Het onderzoek Op basis van 15 diepte-interviews met top-executives van handel en industrie, een Delphi-enquête onder 120 beleidsmakers, aanvullende marktanalyses en de eigen visie en verwachtingen, identificeren EFMI Business School en Rabobank vier centrale ontwikkelingen die foodretail in Nederland tussen nu en 2015 gaan beïnvloeden. Uit het schematische overzicht blijkt dat de geïdentificeerde ontwikkelingen zich op vier verschillende niveaus voordoen: op markt-, kanaal-, formule- en ketenniveau.

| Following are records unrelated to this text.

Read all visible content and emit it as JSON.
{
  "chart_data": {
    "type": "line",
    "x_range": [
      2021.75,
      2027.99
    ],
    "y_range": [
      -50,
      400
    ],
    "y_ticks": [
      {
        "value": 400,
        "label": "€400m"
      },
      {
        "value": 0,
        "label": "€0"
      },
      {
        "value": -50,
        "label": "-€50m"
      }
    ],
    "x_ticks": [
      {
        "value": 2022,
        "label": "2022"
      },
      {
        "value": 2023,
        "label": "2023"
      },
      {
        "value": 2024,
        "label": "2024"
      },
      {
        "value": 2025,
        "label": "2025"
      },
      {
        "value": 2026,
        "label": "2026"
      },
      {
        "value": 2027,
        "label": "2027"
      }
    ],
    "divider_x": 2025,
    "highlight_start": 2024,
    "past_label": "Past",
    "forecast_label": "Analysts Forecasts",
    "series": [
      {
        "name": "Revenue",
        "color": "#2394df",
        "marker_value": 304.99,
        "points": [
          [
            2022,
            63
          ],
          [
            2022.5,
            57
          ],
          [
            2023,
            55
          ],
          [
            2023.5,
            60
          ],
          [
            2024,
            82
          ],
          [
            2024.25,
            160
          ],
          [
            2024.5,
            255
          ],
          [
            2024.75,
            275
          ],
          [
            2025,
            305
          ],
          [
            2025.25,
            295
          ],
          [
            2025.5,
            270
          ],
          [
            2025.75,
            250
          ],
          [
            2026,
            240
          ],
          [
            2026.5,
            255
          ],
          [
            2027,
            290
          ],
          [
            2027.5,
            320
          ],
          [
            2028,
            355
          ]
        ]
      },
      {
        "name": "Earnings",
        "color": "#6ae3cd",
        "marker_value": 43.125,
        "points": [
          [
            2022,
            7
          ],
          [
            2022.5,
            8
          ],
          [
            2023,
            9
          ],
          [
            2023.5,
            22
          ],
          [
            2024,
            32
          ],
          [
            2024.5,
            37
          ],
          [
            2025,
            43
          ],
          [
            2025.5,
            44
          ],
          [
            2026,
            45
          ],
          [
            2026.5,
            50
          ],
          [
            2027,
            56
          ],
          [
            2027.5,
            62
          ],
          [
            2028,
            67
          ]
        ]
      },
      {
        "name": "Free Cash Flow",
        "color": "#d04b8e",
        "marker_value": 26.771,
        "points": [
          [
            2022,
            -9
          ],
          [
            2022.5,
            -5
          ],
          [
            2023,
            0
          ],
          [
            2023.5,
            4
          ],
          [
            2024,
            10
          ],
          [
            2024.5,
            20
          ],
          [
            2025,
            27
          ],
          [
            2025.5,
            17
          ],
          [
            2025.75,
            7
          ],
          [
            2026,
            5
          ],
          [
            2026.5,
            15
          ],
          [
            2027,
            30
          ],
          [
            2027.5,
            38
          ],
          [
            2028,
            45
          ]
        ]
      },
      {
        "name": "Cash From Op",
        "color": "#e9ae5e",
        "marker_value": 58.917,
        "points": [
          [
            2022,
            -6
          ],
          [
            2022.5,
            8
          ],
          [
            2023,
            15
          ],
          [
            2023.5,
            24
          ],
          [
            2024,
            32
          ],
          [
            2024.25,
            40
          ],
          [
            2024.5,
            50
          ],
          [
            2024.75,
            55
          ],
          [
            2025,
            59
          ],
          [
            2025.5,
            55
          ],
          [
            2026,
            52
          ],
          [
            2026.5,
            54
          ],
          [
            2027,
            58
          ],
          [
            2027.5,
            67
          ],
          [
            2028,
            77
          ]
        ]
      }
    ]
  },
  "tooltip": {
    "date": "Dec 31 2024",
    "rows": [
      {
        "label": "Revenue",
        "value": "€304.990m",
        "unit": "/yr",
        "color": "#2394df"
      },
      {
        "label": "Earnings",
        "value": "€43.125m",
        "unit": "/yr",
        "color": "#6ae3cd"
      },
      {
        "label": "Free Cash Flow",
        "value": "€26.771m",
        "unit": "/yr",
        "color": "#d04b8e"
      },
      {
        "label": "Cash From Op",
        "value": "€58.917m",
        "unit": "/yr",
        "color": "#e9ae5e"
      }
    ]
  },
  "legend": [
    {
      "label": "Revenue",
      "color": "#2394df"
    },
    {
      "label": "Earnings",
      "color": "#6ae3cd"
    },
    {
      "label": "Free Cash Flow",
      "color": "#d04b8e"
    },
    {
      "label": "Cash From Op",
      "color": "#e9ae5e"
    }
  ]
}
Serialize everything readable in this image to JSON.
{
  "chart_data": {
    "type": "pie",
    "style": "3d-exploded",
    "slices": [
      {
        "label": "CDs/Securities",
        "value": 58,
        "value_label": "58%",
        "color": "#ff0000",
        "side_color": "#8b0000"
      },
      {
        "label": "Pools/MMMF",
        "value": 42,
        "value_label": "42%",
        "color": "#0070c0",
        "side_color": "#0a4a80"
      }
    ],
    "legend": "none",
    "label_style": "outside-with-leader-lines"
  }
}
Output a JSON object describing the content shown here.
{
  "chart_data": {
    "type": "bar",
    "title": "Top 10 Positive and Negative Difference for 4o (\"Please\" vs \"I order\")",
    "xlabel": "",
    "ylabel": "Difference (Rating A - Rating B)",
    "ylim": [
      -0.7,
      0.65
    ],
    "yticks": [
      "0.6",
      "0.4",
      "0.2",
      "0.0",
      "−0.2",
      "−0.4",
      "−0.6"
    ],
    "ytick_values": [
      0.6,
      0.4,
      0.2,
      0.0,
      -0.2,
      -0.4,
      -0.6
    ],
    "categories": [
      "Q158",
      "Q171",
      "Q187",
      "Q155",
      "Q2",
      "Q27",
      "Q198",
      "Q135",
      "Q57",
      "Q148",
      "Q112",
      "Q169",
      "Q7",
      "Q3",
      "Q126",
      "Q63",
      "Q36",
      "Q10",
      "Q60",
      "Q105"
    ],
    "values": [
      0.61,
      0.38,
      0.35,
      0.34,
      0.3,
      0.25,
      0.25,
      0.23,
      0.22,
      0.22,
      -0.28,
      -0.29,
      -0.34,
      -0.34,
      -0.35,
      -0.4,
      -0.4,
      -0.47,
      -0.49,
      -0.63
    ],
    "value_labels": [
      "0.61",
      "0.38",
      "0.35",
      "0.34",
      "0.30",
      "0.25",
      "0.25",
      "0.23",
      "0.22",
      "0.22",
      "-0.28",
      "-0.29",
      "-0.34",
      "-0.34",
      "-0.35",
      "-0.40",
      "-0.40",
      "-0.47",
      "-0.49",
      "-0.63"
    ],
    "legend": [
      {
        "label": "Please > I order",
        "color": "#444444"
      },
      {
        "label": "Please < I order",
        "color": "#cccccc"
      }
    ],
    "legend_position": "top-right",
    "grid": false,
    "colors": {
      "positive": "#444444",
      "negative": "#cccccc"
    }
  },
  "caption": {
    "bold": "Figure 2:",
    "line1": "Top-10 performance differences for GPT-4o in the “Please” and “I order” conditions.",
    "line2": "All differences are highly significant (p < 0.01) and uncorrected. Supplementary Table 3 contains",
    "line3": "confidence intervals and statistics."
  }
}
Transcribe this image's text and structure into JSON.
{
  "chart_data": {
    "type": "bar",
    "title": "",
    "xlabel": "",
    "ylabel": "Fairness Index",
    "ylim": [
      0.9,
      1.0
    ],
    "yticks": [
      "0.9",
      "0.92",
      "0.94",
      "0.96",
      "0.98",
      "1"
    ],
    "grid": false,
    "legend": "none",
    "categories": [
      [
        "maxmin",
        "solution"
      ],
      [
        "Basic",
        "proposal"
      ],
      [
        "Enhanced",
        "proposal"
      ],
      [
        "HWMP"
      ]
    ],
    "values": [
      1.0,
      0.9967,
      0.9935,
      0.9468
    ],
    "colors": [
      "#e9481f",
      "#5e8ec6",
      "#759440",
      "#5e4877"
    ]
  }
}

Vier centrale ontwikkelingen op weg naar foodretail in 2015 Bron: EFMI Business School en Rabobank
1
Strijd om het maagaandeel
markt
2
Strijd om het marktaandeel
kanaal
3
Strijd om het optimale verkoopconcept
formule
4
Strijd tussen handel en industrie
keten
1 Strijd om het maagaandeel Huishoudens geven een steeds kleiner deel van hun besteedbaar inkomen uit aan voedings- en genotmiddelen (in het vervolg kortweg ‘food’ genoemd). Die tendens zal zich ook de komende jaren voortzetten. Tegelijkertijd staat het volume van eten en drinken door de stagnerende bevolkingsgroei onder druk. Een groeiend consumentenbewustzijn van de overgewichtproblematiek en de vergrijzing versterken dat effect. De Nederlandse foodsector is dus een verdringingsmarkt: supermarkten, speciaalzaken en foodservice-aanbieders leveren richting 2015 een onderlinge strijd om het ‘maagaandeel’ van de consument. Een strijd die vooral meer aan de bovenkant van de markt plaatsvindt. In zijn streven naar omzetgroei zal de supermarkt de komende jaren nog wat terrein kunnen winnen op de speciaalzaak, maar dat heeft wel een waardedalend effect op de markt als geheel. Bovendien nadert die groei zijn eind, omdat er al veel speciaalzaken verdwenen zijn. De speciaalzaken die overleven gaan aan de bovenkant van de markt een eigen positie invullen (óf superspeciaalzaak óf maaltijdwinkel). Dit geldt ook voor de foodservicekanalen die goed inspelen op de consumentenbehoefte om gemakkelijker buiten de deur te kunnen consumeren. Zoals het er nu naar uitziet zullen supermarkten de komende periode marktaandeel verliezen aan foodservice. Het out-of-home-kanaal is daarmee de belangrijkste concurrent voor de supermarkt. Daarnaast zullen ook non-foodretailers de groeikansen van de supermarkt beïnvloeden. Zij zullen steeds vaker food voor thuisverbruik of food voor directe consumptie verkopen.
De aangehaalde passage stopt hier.